On January 29, the cycle would complete. At 9:37 in the morning, the Moon would slip between Earth and Sun once more, its face turned entirely away from us, invisible in the daylight sky. For a few days, the Moon would be absent from the night sky entirely. Then, a few days later, a thin sliver would reappear in the western twilight, and the whole dance would begin again. This rhythm has marked time for human beings since before we had clocks—the word month itself derives from the Moon's monthly cycle. Even now, with atomic clocks and digital calendars, the Moon's phases remain one of the most visible and reliable markers of time's passage.

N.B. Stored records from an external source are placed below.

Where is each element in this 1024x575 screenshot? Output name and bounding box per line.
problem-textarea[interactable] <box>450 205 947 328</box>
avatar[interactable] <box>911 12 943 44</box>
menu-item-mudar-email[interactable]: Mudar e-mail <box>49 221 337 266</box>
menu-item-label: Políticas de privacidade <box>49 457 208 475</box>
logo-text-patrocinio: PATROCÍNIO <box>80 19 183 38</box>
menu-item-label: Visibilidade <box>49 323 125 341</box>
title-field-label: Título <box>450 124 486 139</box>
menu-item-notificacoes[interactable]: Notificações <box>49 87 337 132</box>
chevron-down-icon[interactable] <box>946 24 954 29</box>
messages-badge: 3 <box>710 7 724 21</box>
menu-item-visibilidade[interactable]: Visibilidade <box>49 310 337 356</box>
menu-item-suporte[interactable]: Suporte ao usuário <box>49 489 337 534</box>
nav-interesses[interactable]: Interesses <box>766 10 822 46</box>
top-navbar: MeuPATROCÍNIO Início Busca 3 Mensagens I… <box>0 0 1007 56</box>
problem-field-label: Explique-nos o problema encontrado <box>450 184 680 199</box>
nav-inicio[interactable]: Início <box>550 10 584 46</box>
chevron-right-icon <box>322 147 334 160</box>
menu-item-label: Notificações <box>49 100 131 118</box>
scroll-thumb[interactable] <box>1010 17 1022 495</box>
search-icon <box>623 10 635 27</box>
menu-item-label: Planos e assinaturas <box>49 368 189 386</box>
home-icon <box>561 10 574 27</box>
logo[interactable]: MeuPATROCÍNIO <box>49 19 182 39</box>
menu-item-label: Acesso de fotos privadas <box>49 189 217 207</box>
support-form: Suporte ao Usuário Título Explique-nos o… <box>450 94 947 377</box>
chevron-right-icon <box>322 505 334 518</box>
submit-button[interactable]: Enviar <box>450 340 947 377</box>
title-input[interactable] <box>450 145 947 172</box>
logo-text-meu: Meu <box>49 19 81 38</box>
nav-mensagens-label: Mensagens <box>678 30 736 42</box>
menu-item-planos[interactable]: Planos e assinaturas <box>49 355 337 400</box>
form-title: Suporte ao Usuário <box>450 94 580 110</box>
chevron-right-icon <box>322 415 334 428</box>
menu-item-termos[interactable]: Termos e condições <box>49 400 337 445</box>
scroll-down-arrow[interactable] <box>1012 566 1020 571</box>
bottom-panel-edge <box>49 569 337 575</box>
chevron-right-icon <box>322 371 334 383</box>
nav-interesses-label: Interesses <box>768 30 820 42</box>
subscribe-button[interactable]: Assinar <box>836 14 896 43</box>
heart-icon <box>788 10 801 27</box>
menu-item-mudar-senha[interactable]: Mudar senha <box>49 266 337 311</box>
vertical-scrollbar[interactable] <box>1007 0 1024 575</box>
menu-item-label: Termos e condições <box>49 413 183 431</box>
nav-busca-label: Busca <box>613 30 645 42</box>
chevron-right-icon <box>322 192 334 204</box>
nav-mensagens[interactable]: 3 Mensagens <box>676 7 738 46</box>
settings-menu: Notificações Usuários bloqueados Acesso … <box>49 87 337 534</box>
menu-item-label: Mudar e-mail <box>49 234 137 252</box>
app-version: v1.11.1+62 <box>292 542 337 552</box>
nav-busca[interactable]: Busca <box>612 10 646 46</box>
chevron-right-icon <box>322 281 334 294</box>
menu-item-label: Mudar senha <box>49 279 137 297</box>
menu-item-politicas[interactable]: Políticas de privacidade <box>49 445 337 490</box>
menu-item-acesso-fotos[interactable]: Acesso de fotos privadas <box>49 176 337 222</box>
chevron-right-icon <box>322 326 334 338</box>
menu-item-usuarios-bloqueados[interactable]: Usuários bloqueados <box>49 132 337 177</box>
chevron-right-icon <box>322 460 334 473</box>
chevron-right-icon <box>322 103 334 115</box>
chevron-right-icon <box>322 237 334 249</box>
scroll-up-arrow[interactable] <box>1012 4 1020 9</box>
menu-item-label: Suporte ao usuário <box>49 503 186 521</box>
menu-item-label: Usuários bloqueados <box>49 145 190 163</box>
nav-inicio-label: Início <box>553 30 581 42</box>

The Hearth Conversation Another angle on the story
Inventor

Why does the Moon's visibility change so predictably? Is it actually moving away from us?

Model

No, the Moon stays roughly the same distance. What changes is our angle to it relative to the Sun. When the Moon sits between Earth and the Sun, we see none of its lit face—that's the new moon. As it orbits, we see more and more of the sunlit side until it's opposite the Sun and fully lit. Then it starts to fade again.

Inventor

So the 47 percent visibility on January 22—that's purely about geometry?

Model

Exactly. The Moon is always being lit by the Sun. We just see different amounts of that lit side depending on where the Moon is in its orbit around us. At 47 percent, we're past the halfway point but not yet at full.

Inventor

Why does the cycle take 29.5 days instead of a round number?

Model

Because the Moon orbits Earth while Earth orbits the Sun. The Moon completes one orbit around Earth in about 27.3 days, but Earth has moved during that time. So the Moon has to travel a bit further to return to the same position relative to the Sun and Earth. That extra distance adds about two days.

Inventor

Are those intermediate phases—the gibbous and quarter moons—just names, or do they matter?

Model

They matter to anyone paying attention. They're real positions in the orbit, and they look distinctly different in the sky. A quarter moon looks like a half-circle. A gibbous moon looks almost full but with a visible flat edge. If you're tracking the Moon over weeks, you learn to recognize them.

Inventor

Does knowing the lunar cycle change how people experience the night sky?

Model

It can. Once you understand that the Moon follows this pattern, you start to anticipate it. You know when to expect a bright night and when to expect darkness. Ancient peoples used this for navigation, for agriculture, for ritual. The cycle is written into our calendars and our language. We just don't always notice.